In July of 2018,members of the European Parliament resoundingly approved a resolution which supported the right of Europe's estimated 300,000 "accidental Americans" to be allowed to cast off their American citizenship (and thus their taxation by the U.S.) more easily and cheaply than is currently possible under U.S. law. (The vote was 470 to 43, with 26 abstentions.)
Meanwhile, lawmakers in France have sought repeatedly in recent years to introduce legislation aimed at addressing what they say is an unfair imbalance in the way France's banks and financial institutions are obliged to provide account information on their U.S. clients to the U.S., even though the U.S. doesn't reciprocate with information on French taxpayers who maintain U.S. bank accounts, only to have their efforts repeatedly shot down by fellow lawmakers, usually citing some excuse.
(The chairman of the French Senate's finance committee in 2020, for example, declared a proposed FATCA reciprocity amendment to be "inadmissible".)
Elsewhere in Europe, a number of recent European Court of Justice decisions on certain data protection concerns that have been expressed about FATCA, beginning in July, 2020 with the so-called 'Schrems II' ruling, were expected to bring lawmakers to the table to discuss changes – but again, thus far nothing of any consequence has happened, according to sources who've been directly involved in these cases, or who follow them because they are indirectly relevant to their own work.
Now, U.S. tax expert and commentator Robert Goulder suggests an emerging theory that might go at least part of the way towards explaining the reasons behind Europe's consistent refusal to deal with the FATCA-related problems that so many onlookers, lawmakers and EU and American citizens think should have been addressed years ago: "Strategic forbearance."
What 'strategic forbearance' is
In an article for the online edition of Forbes, a New Jersey-based business magazine, Goulder – who is also a TaxNotes.com contributor – explains that strategic forbearance is a "thesis is that institutions vested with great power (typically large governments) may achieve desired objectives and advance their standing by purposefully not deploying those powers in the intended manner.
He adds: "That forbearance is likely to have adverse consequences on the private parties who would have benefited from governmental action.
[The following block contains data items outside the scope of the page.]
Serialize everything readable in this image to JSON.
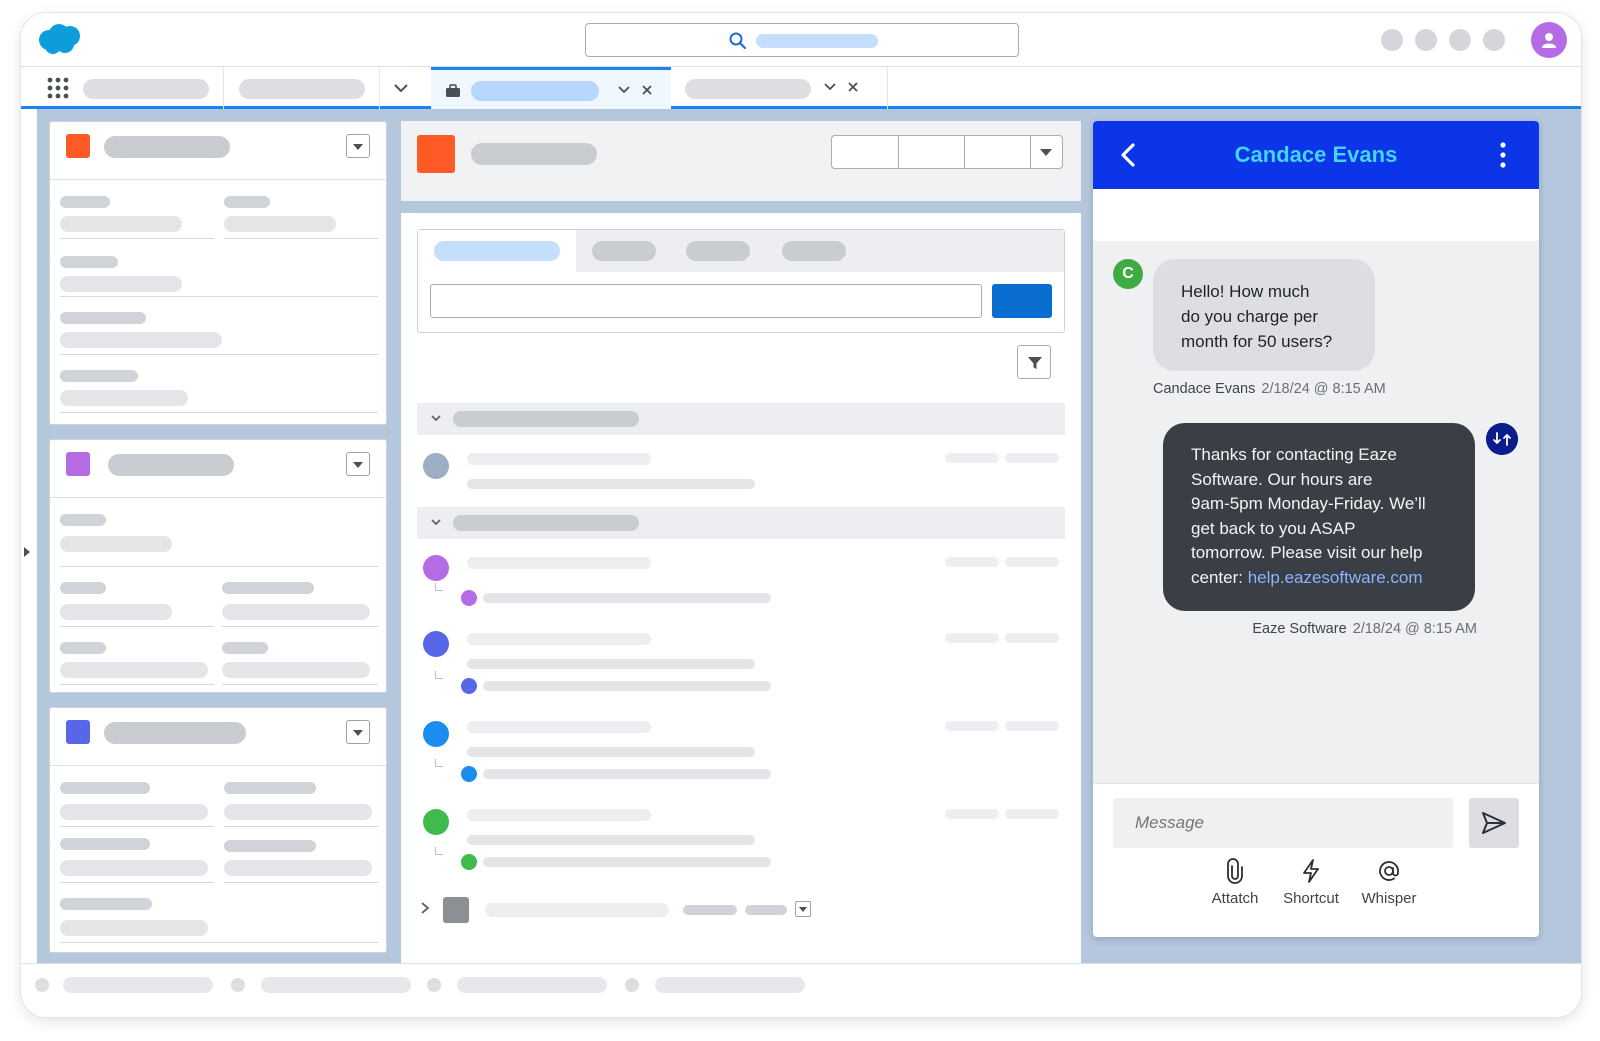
{
  "header": {
    "logo_icon": "cloud-logo",
    "search_icon": "search-icon",
    "avatar_icon": "user-icon"
  },
  "tabs": {
    "active_icon": "briefcase-icon"
  },
  "chat": {
    "title": "Candace Evans",
    "back_icon": "chevron-left-icon",
    "more_icon": "kebab-menu-icon",
    "incoming": {
      "avatar_initial": "C",
      "lines": [
        "Hello! How much",
        "do you charge per",
        "month for 50 users?"
      ],
      "sender": "Candace Evans",
      "timestamp": "2/18/24 @ 8:15 AM"
    },
    "outgoing": {
      "lines": [
        "Thanks for contacting Eaze",
        "Software. Our hours are",
        "9am-5pm Monday-Friday. We’ll",
        "get back to you ASAP",
        "tomorrow. Please visit our help"
      ],
      "last_line_prefix": "center: ",
      "link": "help.eazesoftware.com",
      "sender": "Eaze Software",
      "timestamp": "2/18/24 @ 8:15 AM"
    },
    "message_placeholder": "Message",
    "actions": {
      "attach": "Attatch",
      "shortcut": "Shortcut",
      "whisper": "Whisper"
    }
  },
  "colors": {
    "brand_blue": "#0b35e6",
    "title_cyan": "#43d4f8",
    "accent_tab": "#1b83f0",
    "feed_button": "#0a6ed1",
    "card1_square": "#fd5a25",
    "card2_square": "#b46be4",
    "card3_square": "#5867e8"
  }
}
Collateral damage is the price of institutional inaction."
Goulder notes that a number of academics have been addressing the topic, including R. Daniel Kelemen of Rutgers University and Tommaso Pavone of the University of Arizona, who Goulder says released a working draft last month of a forthcoming paper "on supranational forbearance, which tries to explain why the [European] Commission has grown sheepish on infringement proceedings."
Says Goulder at this point: "The paper could just as easily explain why the commission has emerged as a defender of the U.S. government's Foreign Account Tax Compliance Act.
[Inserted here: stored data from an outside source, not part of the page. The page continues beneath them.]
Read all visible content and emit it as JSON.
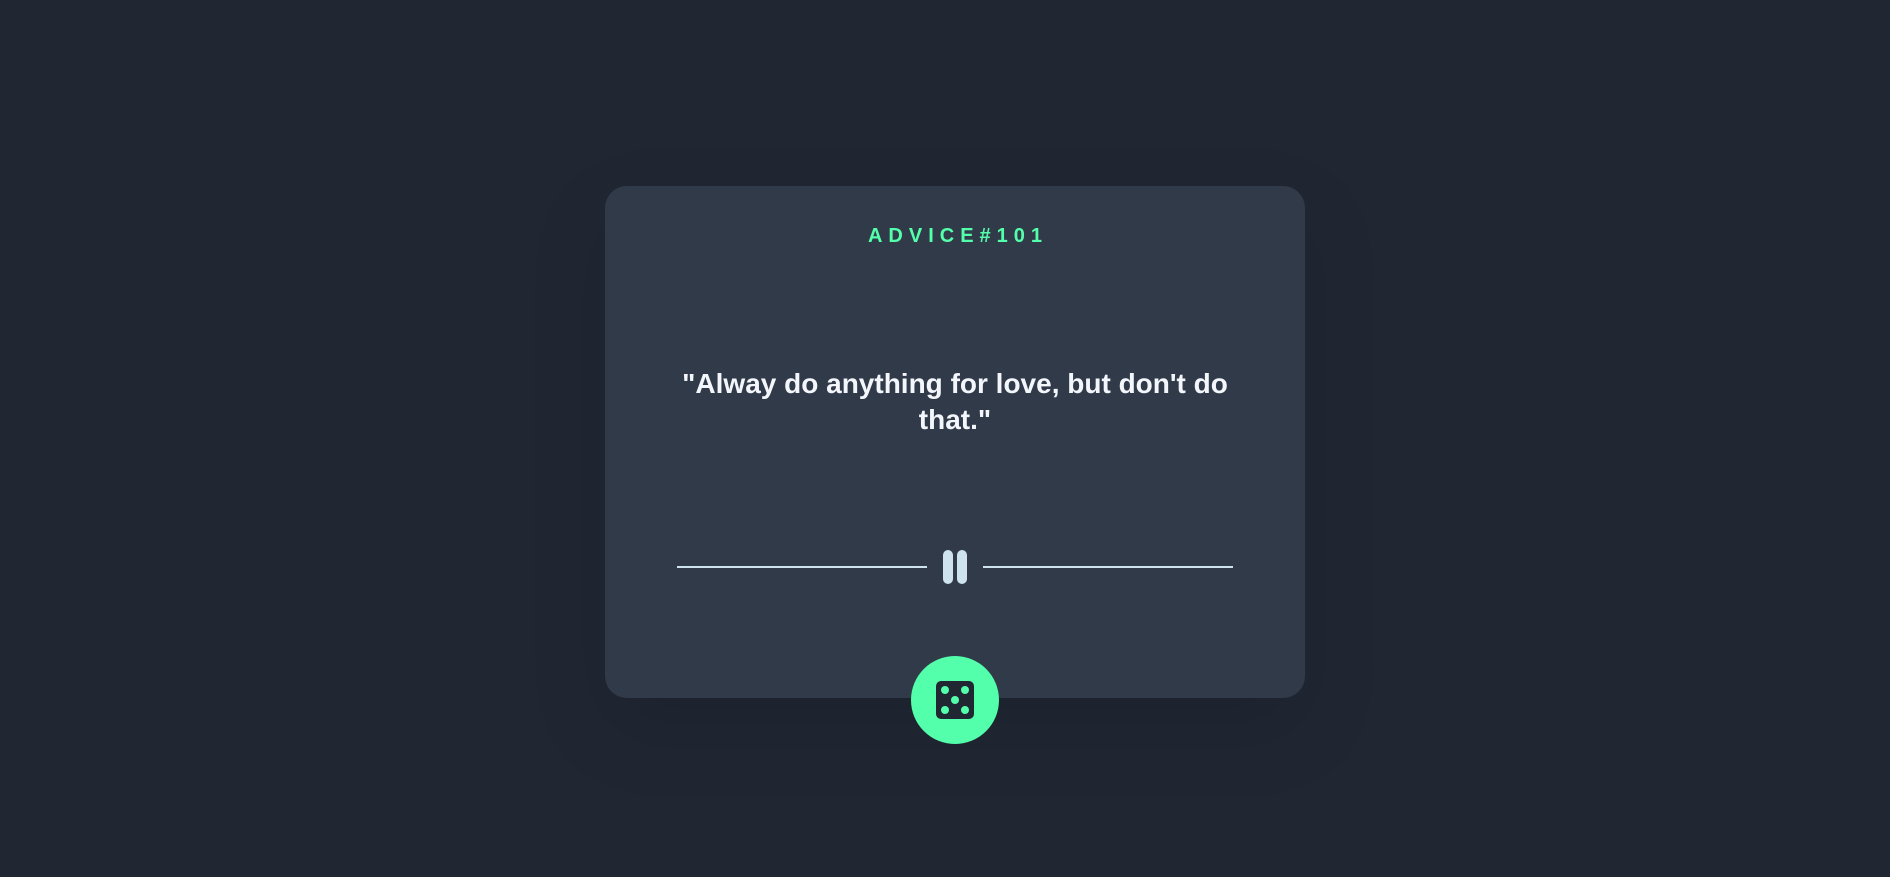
{
  "card": {
    "advice_id": "ADVICE#101",
    "quote": "\"Alway do anything for love, but don't do that.\""
  },
  "divider": {
    "icon": "pause-icon"
  },
  "action": {
    "icon": "dice-icon"
  },
  "colors": {
    "background": "#202733",
    "card": "#313a49",
    "accent": "#53ffaa",
    "text": "#f3f6fb",
    "divider": "#cfe3ef"
  }
}
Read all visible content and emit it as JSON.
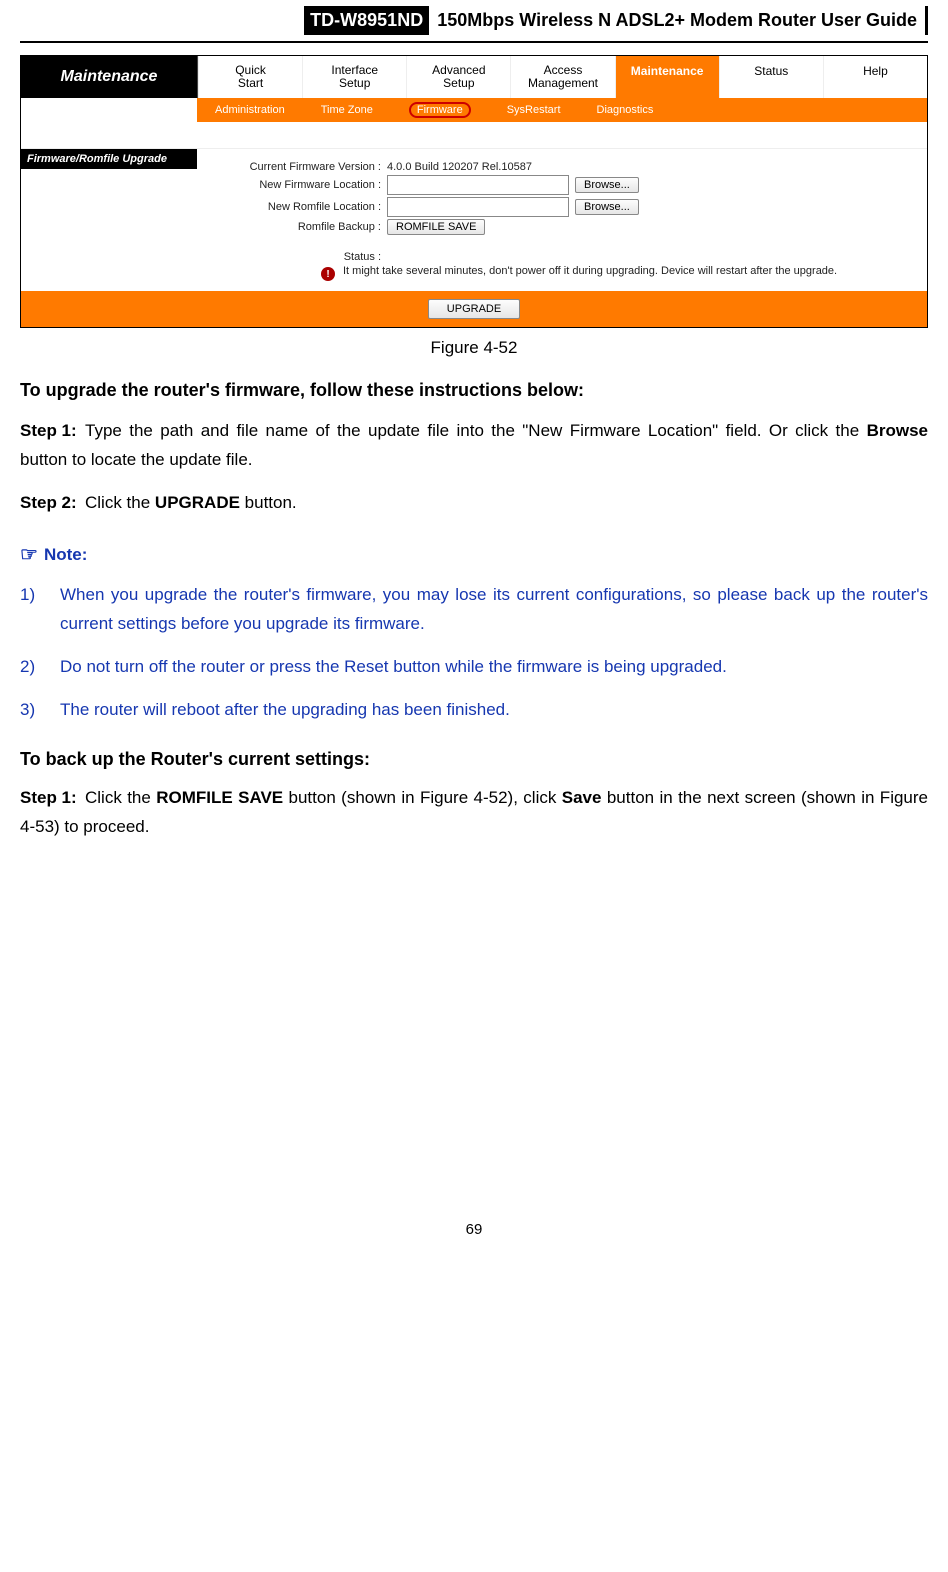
{
  "doc": {
    "model": "TD-W8951ND",
    "title": "150Mbps Wireless N ADSL2+ Modem Router User Guide",
    "page_number": "69"
  },
  "screenshot": {
    "sidebar_title": "Maintenance",
    "tabs": [
      {
        "l1": "Quick",
        "l2": "Start"
      },
      {
        "l1": "Interface",
        "l2": "Setup"
      },
      {
        "l1": "Advanced",
        "l2": "Setup"
      },
      {
        "l1": "Access",
        "l2": "Management"
      },
      {
        "l1": "Maintenance",
        "active": true
      },
      {
        "l1": "Status"
      },
      {
        "l1": "Help"
      }
    ],
    "subtabs": [
      "Administration",
      "Time Zone",
      "Firmware",
      "SysRestart",
      "Diagnostics"
    ],
    "subtab_selected_index": 2,
    "section_header": "Firmware/Romfile Upgrade",
    "rows": {
      "fw_version_label": "Current Firmware Version :",
      "fw_version_value": "4.0.0 Build 120207 Rel.10587",
      "new_fw_label": "New Firmware Location :",
      "new_rom_label": "New Romfile Location :",
      "rom_backup_label": "Romfile Backup :",
      "browse_btn": "Browse...",
      "romfile_save_btn": "ROMFILE SAVE",
      "status_label": "Status :",
      "status_text": "It might take several minutes, don't power off it during upgrading. Device will restart after the upgrade."
    },
    "upgrade_btn": "UPGRADE",
    "caption": "Figure 4-52"
  },
  "body": {
    "upgrade_heading": "To upgrade the router's firmware, follow these instructions below:",
    "steps_upgrade": [
      {
        "label": "Step 1:",
        "pre": "Type the path and file name of the update file into the \"New Firmware Location\" field. Or click the ",
        "bold1": "Browse",
        "post": " button to locate the update file."
      },
      {
        "label": "Step 2:",
        "pre": "Click the ",
        "bold1": "UPGRADE",
        "post": " button."
      }
    ],
    "note_label": "Note:",
    "notes": [
      "When you upgrade the router's firmware, you may lose its current configurations, so please back up the router's current settings before you upgrade its firmware.",
      "Do not turn off the router or press the Reset button while the firmware is being upgraded.",
      "The router will reboot after the upgrading has been finished."
    ],
    "backup_heading": "To back up the Router's current settings:",
    "backup_step": {
      "label": "Step 1:",
      "p1": "Click the ",
      "b1": "ROMFILE SAVE",
      "p2": " button (shown in Figure 4-52), click ",
      "b2": "Save",
      "p3": " button in the next screen (shown in Figure 4-53) to proceed."
    }
  }
}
"It's tempting to label the commission as an unwitting protector of the FATCA regime, but the designation might not be accurate. Brussels seems to know exactly what it's doing."
Later, in his lengthy (1,900 words) article, Goulder notes that even though "hardly a week goes by when Tax Notes readers aren’t presented with a range of analyses and opinions on recent infringement proceedings involving large corporate taxpayers," The number of cases actually being dealt with by EU officials has been declining.
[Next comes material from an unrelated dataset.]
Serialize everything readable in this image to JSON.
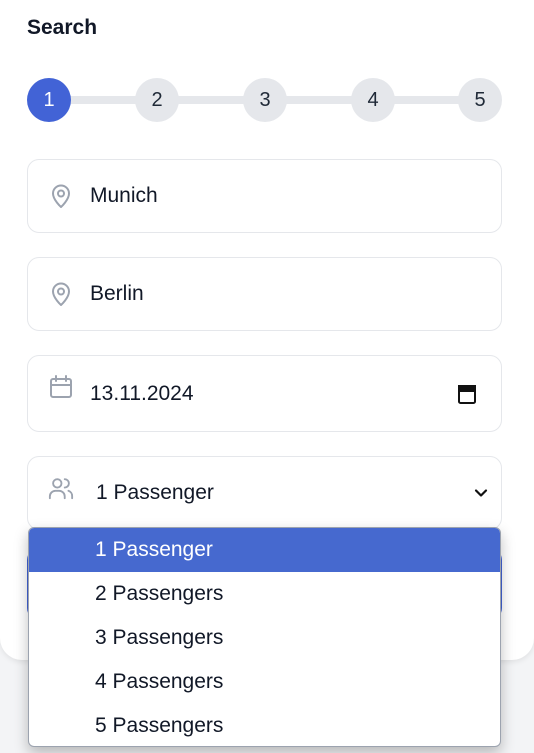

"The numbers don’t lie. Between 2004 and 2018 the volume of infringement inquiries brought by the commission fell by 67%. The number of infringement proceedings referred to the EU courts fell by 87%.
"The commission has grown decidedly less activist during the last decade and a half."
To read Goulder's piece in full on the Forbes website, where its headline reads "Does Strategic Forbearance Explain EU Deference To The Foreign Account Tax Compliance Act?", click here.
Foreign Account Tax Compliance Act
FATCA, known officially as the Foreign Account Tax Compliance Act, was signed into law in 2010 as a revenue-providing element of a U.S. jobs bill known as the HIRE Act. It mandates stiff penalties for non-U.S. ("foreign") financial institutions that fail to report the bank account details, including assets, of any of their clients who happen to be U.S. citizens or Green Card holders.
When it's enforced alongside the U.S. system of citizenship-based taxation, the FATCA regulations mean that America's expat population, of between 6 million and 9 million U.S. citizens, are obliged to pay taxes in the countries in which they live as well as to file tax returns, and potentially pay some taxes as well, to the U.S. Many Americans owe no tax at all, yet are obliged to spend hundreds to thousands of dollars having tax experts handle their taxes as well as their Foreign Bank Account Reports (FBARs), as mistakes can be costly, FATCA opponents point out.
Even before FATCA began to come into force across the world in 2014, American expats began to encounter problems maintaining bank accounts, savings accounts and other financial products and services, and the numbers of those renouncing began to take off.
The total number of Americans who gave up their citizenships in 2020 was a record-breaking 6,705, compared with 743 in 2009, the last year before FATCA was officially on the books, if not yet in force. This was in spite of the fact that most U.S. embassies and consulates around the world, which handle citizenship renunciations and Green Card relinquishments, were closed for much of 2020.